This repository contains the code for the paper "Imitation learning by state-only distribution matching" by Damian Boborzi, Christoph-Nikolas Straehle, Jens S. Buchner, and Lars Mikelsons.
conda environment config is in ./conda-spec-file.txt pip installations are in ./requirements.txt
Following repositories are important: Adapted FrEIA: https://github.com/FeMa42/FrEIA-NF-policy/tree/NF-Policy
To install pybullet use: pip install pybullet
Note that SOIL-TDM, FORM and the Normalizing Flow policy all use the FrEIA repository for the implementation of the Normalizing Flows. The FrEIA repository is therefor neccesary for these methods to work.
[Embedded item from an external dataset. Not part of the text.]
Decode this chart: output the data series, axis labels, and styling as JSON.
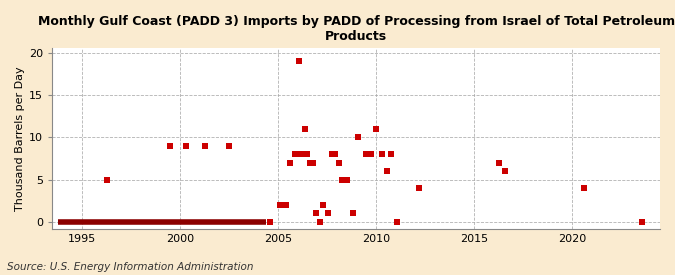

Also note that (at this moment) the Normalizing Flow implementations are only compatible with CUDA-GPU and CPU versions of torch (tested under Linux Ubuntu 20.04). The Metal-GPU (for Apple M1 and M2 GPUs) implementation of torch is not yet compatible with the Normalizing Flows based on the FrEIA repository. As a fallback for Mac systems you can use the the cpu version of torch (this is slow). Using A MLP as policy with DAC and BC is also possible with the metal-GPU version of torch.
Contains Implementation for DAC, FORM and SOIL-TDM all using SAC as the RL-Optmizer.
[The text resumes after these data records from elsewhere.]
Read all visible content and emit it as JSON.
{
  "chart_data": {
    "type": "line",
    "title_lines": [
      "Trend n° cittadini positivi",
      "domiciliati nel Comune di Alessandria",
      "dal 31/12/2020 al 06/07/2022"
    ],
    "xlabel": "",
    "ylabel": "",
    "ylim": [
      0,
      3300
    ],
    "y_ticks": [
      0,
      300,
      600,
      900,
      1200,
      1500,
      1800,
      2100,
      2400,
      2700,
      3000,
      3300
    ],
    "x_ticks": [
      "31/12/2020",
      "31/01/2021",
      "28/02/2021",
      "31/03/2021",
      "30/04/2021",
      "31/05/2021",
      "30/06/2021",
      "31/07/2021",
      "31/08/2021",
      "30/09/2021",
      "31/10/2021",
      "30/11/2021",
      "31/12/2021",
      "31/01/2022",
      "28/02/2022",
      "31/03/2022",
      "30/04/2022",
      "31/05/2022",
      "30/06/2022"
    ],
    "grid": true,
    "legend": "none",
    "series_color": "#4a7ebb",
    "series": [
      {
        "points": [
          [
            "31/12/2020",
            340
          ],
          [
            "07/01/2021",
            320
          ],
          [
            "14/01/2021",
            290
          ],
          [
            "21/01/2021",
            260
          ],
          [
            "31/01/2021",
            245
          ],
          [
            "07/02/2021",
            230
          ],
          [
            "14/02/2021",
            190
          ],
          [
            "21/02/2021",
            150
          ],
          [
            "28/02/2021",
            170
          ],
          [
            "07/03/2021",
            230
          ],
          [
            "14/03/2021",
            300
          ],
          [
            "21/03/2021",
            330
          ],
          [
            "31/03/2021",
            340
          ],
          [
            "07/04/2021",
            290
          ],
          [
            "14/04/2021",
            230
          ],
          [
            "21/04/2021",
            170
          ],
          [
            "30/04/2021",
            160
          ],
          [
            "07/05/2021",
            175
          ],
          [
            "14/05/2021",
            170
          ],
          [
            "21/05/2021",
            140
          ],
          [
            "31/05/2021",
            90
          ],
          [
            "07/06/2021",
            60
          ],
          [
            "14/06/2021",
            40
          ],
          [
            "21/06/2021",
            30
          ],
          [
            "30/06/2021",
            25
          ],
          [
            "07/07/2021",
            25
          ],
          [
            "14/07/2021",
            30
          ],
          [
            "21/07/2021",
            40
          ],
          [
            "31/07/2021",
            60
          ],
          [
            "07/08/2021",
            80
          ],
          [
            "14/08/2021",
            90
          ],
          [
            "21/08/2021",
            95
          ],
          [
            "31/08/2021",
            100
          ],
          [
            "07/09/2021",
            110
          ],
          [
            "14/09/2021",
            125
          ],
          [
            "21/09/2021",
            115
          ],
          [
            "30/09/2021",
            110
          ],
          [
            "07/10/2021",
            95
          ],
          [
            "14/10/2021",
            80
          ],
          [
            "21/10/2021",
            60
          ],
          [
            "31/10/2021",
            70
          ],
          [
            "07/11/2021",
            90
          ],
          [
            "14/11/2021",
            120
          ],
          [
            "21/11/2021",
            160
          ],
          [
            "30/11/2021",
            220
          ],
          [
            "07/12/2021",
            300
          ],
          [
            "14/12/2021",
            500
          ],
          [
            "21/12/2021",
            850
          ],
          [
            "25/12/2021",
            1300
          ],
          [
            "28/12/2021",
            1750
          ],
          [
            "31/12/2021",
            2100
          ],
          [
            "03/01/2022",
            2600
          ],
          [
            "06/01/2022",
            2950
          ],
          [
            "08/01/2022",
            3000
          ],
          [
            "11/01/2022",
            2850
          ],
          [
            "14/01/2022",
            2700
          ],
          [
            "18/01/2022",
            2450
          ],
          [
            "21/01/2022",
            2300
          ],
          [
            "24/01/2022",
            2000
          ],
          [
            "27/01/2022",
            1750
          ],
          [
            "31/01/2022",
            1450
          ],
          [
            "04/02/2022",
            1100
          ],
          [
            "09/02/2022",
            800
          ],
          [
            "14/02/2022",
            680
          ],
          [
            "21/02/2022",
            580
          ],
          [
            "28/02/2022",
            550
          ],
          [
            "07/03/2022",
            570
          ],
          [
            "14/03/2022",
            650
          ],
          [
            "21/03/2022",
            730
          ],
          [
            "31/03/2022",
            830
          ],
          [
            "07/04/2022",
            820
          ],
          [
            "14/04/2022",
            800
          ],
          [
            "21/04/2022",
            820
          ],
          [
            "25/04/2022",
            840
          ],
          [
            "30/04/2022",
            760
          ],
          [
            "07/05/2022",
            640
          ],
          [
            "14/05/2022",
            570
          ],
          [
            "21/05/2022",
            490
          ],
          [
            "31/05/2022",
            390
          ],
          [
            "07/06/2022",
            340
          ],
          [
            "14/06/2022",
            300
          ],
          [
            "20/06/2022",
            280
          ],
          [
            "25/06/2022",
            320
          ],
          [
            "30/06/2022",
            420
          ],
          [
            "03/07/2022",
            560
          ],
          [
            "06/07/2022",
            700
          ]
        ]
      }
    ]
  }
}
Training and Pretraining with behavioral cloning is also possible. It is possible to use a Normalizing Flow policy with DAC and BC instead of a conditional Gaussian policy.
Start file: gym_exp_data.py
Examples for training Expert policies using SAC:
python gym_exp_data.py --max-frames 100000 --exp-dir pendulum_SAC_MLP --env-name Pendulum-v1 --num-envs 16 --use-mlp --hidden-size 128 --num-env-steps 10 --internal-update-epochs 10 --replay-buffer-size 100000
python gym_exp_data.py --max-frames 400000 --exp-dir cheetah_SAC_MLP --env-name HalfCheetahBulletEnv-v0 --num-envs 16 --hidden-size 512 --lr-p 3e-4 --lr-q 5e-4 --mini-batch-size 512 --num-env-steps 10 --internal-update-epochs 10 --polyak 0.99 --use-mlp
python gym_exp_data.py --max-frames 400000 --exp-dir hopper_SAC_MLP --env-name HopperBulletEnv-v0 --num-envs 16 --hidden-size 512 --lr-p 3e-4 --lr-q 5e-4 --mini-batch-size 512 --num-env-steps 10 --internal-update-epochs 10 --polyak 0.99 --use-mlp
python gym_exp_data.py --max-frames 600000 --exp-dir humanoid_SAC_MLP --env-name HumanoidBulletEnv-v0 --num-envs 16 --hidden-size 512 --lr-p 3e-4 --lr-q 5e-4 --mini-batch-size 512 --num-env-steps 10 --internal-update-epochs 10 --polyak 0.99 --use-mlp
python gym_exp_data.py --max-frames 600000 --exp-dir walker2D_SAC_MLP --env-name Walker2DBulletEnv-v0 --num-envs 16 --hidden-size 512 --lr-p 3e-4 --lr-q 5e-4 --mini-batch-size 512 --num-env-steps 10 --internal-update-epochs 10 --polyak 0.99 --use-mlp
python gym_exp_data.py --max-frames 600000 --exp-dir ant_SAC_MLP --env-name AntBulletEnv-v0 --num-envs 16 --hidden-size 512 --lr-p 3e-4 --lr-q 5e-4 --mini-batch-size 512 --num-env-steps 10 --internal-update-epochs 10 --polyak 0.99 --use-mlp
python gym_exp_data.py --max-frames 100000 --exp-dir cartpole_SAC_MLP --env-name CartPoleContinuousBulletEnv-v0 --num-envs 16 --hidden-size 512 --lr-p 3e-4 --lr-q 5e-4 --mini-batch-size 512 --num-env-steps 10 --internal-update-epochs 10 --polyak 0.99 --use-mlp
Start file: flow_rl.py.
It saves the parameters and logs as well as tensorboard in the output directory under "Experiments/..." which has to be provided.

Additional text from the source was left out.